J.P. Morgan Securities published its latest "Update on prime money fund holdings for October 2011" last night, saying, "Prime money market funds saw assets under management (AUM) shrink again in October, but continued to cut global bank exposures at a quicker pace. Prime MMF AUM dropped $21bn to $1,428bn at the end of October and is down $178bn YTD. Prime fund exposures to all forms of bank credit (CP, CD, ABCP, repo, time deposits, and other notes) dropped approximately $41bn during October, and are down $260bn YTD. The fact that bank exposures continue to contract faster than AUM is a sign that fund managers remain very conservative and concerned about global bank exposures to the Eurozone. Total global bank credit exposures as a percentage of prime MMF AUM fell by 2% in October and 10% since the end of April but global bank CP and CD exposures as a percentage of prime MMF AUM has remained steady over the last two months after falling 9% from its peak at the end of April."

Authors Alex Roever, Teresa Ho and Chong Sin tell us, "Prime funds cut exposures to Eurozone banks by $24bn during October, but the rate at which managers trimmed exposure was slower than in recent months. Eurozone bank exposures in prime funds fell $72bn and $50bn, respectively, in September and August, and are down $261bn since May. The slowing pace of Eurozone liquidations supports our view that most prime fund managers are allowing existing Eurozone exposures to run off while a few remain actively engaged with the Eurozone banks, mostly in very short tenors."

They add, "Exposure to all foreign bank commercial paper and certificates of deposit (CP and CD) dropped only $9bn in October, and is down $202bn YTD. The $9bn monthly drop masks a decline in Eurozone CP and CD holdings of $23bn during October, which was partly offset by increases in other jurisdictions. We estimate prime MMF holdings of Eurozone bank CP and CD declined from a $373bn at the end of April to $117bn at the end of October. Over the same time frame, Federal Reserve data suggests that the amount of all USD foreign financial CP and CD outstandings fell by about $344bn. This implies prime funds accounted for about 74% of the aggregate pullback in CP and CD holdings of all USD money market investors."

Finally, JPMorgan's note says, "French banks again experienced the greatest contraction in the Eurozone, although it too was small relative to reductions in prior months. French bank exposures across all credit products fell by $10bn, while CP and CD exposures fell by $11bn, which was about 50% less than what we expected would run off based on September's month-end data. October data reveal that some prime fund managers rolled over maturing French paper into very short tenors. 87% of French bank paper across all forms of bank credit are set to mature within the next month. Based on recent experience, a significant fraction of this is likely to be rolled rather than run off."
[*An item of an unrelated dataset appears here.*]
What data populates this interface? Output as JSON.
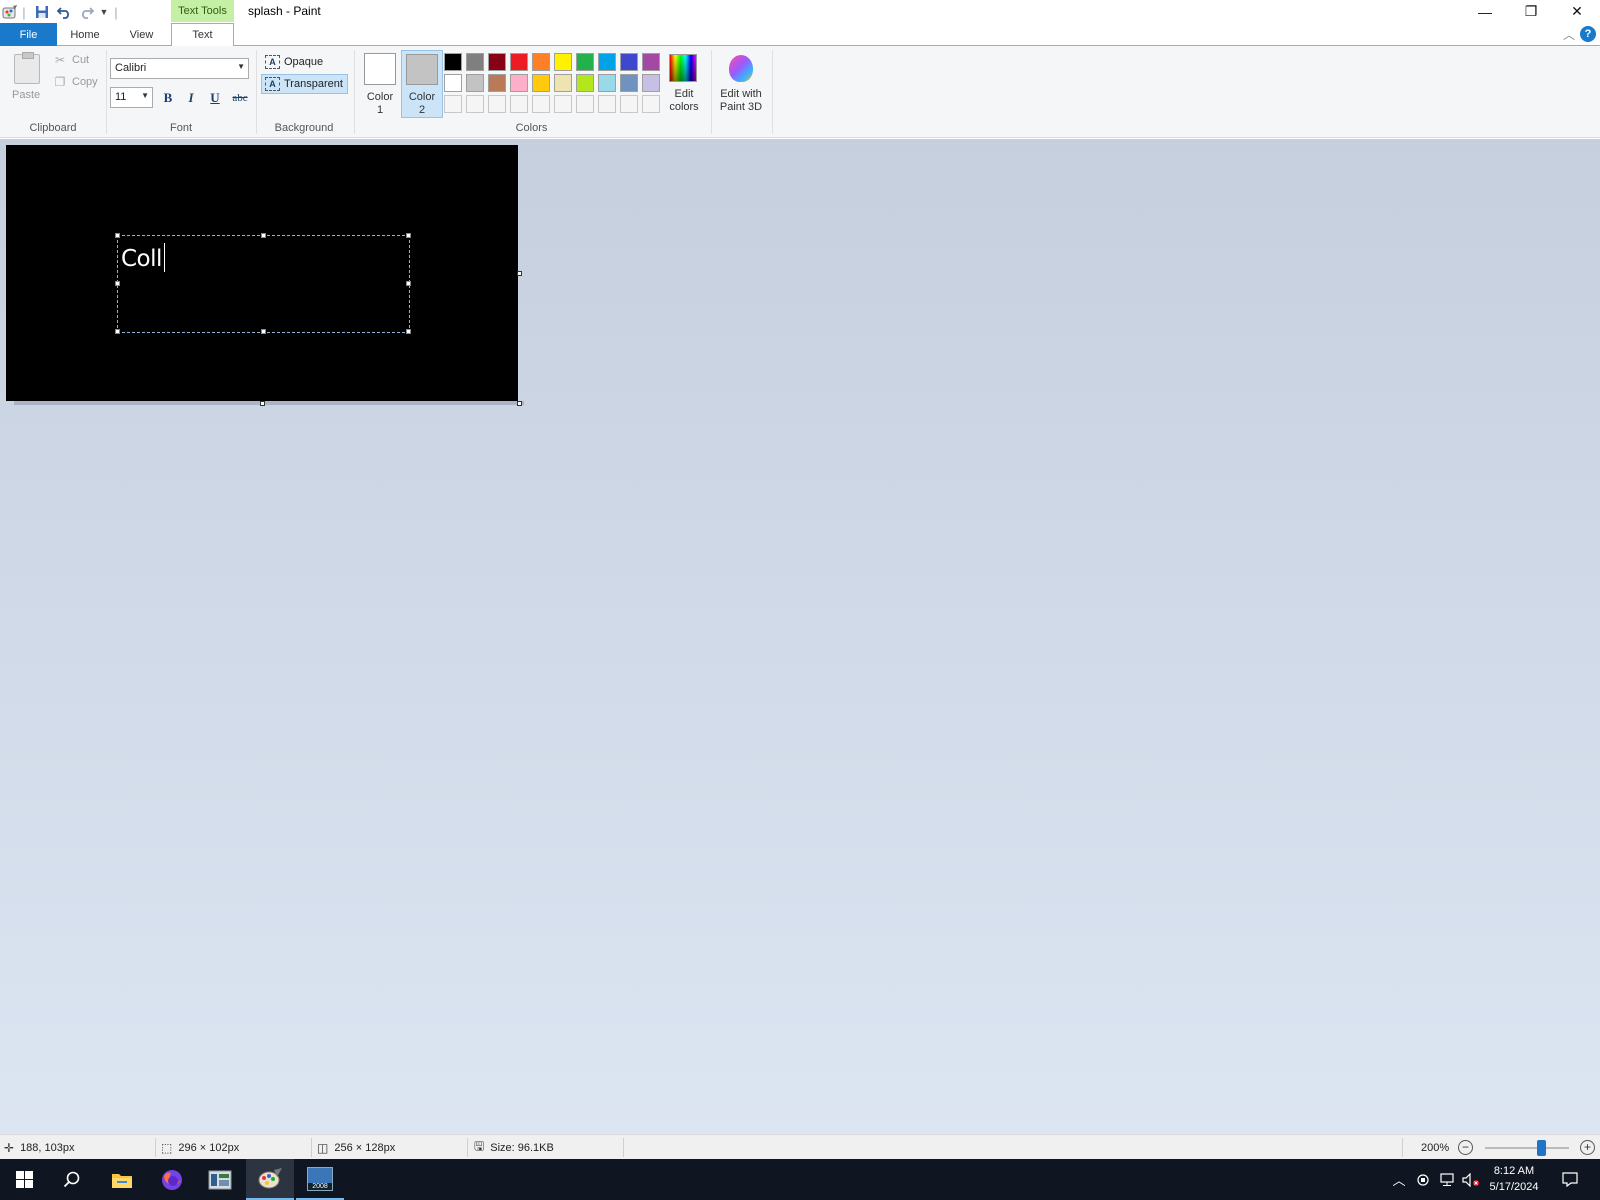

In other news, Fitch Ratings published a comment entitled, "SEC Money Market Fund Reform Broadly Positive for Credit". It says, "Fitch views the potential U.S. money market fund (MMF) regulations expected to be put forth by the Securities and Exchange Commission (SEC) as positive from a ratings perspective. Still, the changes could have secondary effects on the industry, which require further consideration. SEC Chairman Mary Schapiro said Monday that the agency plans to propose new requirements for the MMF industry within the next few months. They include the addition of capital buffers and a change from constant net asset value (CNAV) to variable net asset value (VNAV) funds.

The piece adds, "Fitch thinks that while capital buffers would clearly provide additional credit and liquidity support, they could also potentially introduce increased costs and new conflicts between traditional MMF investors and those providing the capital buffers. Increased costs may create pressure on fund managers to reach for additional yield in order to maintain the overall economics of the product. Conflicts of interest could challenge a fund manager to maintain liquidity and capital preservation for shareholders while maximizing returns for capital investors. Fitch would also need to consider how a capital buffer could alter a fund sponsor's willingness to provide support to a MMF."